Posted by: oj at February 12, 2005 10:50 AMThe term "you get what you pay for" comes to mind. With the emphasis on "you". When the government pays, it gets what it pays for, the ability to say that it has delivered something. If you didn't pay, what you get is a crapshoot.
Posted by: Robert Duquette at February 12, 2005 11:57 AMThere is a study out there of certain cancer survival rates among individual countries in Europe and the US.
We win.
It was also divided male/female.
Sucked to be a male in a former USSR country.
I wasn't the saver I am today, but I'll be that's where those stats come from.
It was around 9/30/02 - al Guardian also had a story on diseases at that time.
Posted by: Sandy P at February 12, 2005 12:06 PMwhen it comes to nationalized health care you most definitely do not get what you pay for. what the media types never mention is that socialized medicine requires obscene tax rates to sustain it. and of course most of the money goes to beaurocratic waste and not to actual care.
Posted by: cjm at February 12, 2005 2:10 PMcjm:
The problem is not even so much of the money going to administration, as that an ever-increasing proportion of it does...

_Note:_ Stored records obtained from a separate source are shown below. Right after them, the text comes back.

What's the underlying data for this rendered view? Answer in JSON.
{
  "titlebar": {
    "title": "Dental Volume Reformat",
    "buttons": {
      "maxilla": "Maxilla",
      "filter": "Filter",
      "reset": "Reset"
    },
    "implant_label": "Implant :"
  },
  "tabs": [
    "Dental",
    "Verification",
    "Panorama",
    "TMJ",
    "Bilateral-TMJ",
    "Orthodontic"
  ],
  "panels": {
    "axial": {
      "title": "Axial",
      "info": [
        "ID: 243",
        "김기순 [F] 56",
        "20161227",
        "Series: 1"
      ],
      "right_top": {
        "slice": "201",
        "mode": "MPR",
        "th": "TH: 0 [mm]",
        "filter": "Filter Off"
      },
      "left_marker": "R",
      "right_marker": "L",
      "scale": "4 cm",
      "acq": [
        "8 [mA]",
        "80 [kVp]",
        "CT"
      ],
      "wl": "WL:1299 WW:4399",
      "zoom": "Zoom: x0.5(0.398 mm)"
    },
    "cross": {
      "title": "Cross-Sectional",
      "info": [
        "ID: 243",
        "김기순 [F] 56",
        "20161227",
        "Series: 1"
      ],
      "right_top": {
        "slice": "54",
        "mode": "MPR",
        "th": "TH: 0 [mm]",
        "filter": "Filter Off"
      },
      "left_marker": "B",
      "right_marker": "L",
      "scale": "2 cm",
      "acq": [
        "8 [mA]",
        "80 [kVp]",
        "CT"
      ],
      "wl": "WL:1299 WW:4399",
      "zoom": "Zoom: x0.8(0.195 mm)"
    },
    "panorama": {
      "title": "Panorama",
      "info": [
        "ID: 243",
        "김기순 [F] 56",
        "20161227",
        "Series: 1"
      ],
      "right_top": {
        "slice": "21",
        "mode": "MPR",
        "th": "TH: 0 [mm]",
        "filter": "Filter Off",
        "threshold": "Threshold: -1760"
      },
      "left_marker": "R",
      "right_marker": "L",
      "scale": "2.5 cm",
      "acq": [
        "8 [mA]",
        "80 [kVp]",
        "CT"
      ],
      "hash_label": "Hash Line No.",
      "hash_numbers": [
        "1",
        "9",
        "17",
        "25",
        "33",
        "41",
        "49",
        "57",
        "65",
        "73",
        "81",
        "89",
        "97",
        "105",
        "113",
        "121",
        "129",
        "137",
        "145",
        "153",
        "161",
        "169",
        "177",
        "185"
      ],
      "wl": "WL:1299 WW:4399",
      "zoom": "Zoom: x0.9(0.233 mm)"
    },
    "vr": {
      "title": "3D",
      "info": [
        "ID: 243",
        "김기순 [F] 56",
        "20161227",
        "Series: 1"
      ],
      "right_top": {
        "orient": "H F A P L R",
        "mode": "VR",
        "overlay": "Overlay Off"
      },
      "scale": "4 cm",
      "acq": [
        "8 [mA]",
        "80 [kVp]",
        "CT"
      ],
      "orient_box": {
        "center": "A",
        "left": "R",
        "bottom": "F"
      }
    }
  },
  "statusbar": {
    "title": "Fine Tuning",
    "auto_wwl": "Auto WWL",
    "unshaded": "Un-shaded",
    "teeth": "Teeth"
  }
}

Posted by: Mike Earl at February 12, 2005 5:19 PMmike e: beuraucracy expands to consume all available resources, until the host is killed.
in east germany the doctors would tissue type patients against party higher ups that needed an organ, and if it matched, you would never come out of the anesthetic. perfect illustration of the parasitic nature of leftists.
Posted by: cjm at February 12, 2005 6:57 PMSuppose you come down with one of the big killer illnesses like cancer. Where do you want to be London or New York? In Lincoln, Nebraska or Lincoln, Lincolnshire?
Lincoln, Nebraska -- at least I can die watching the Husker game.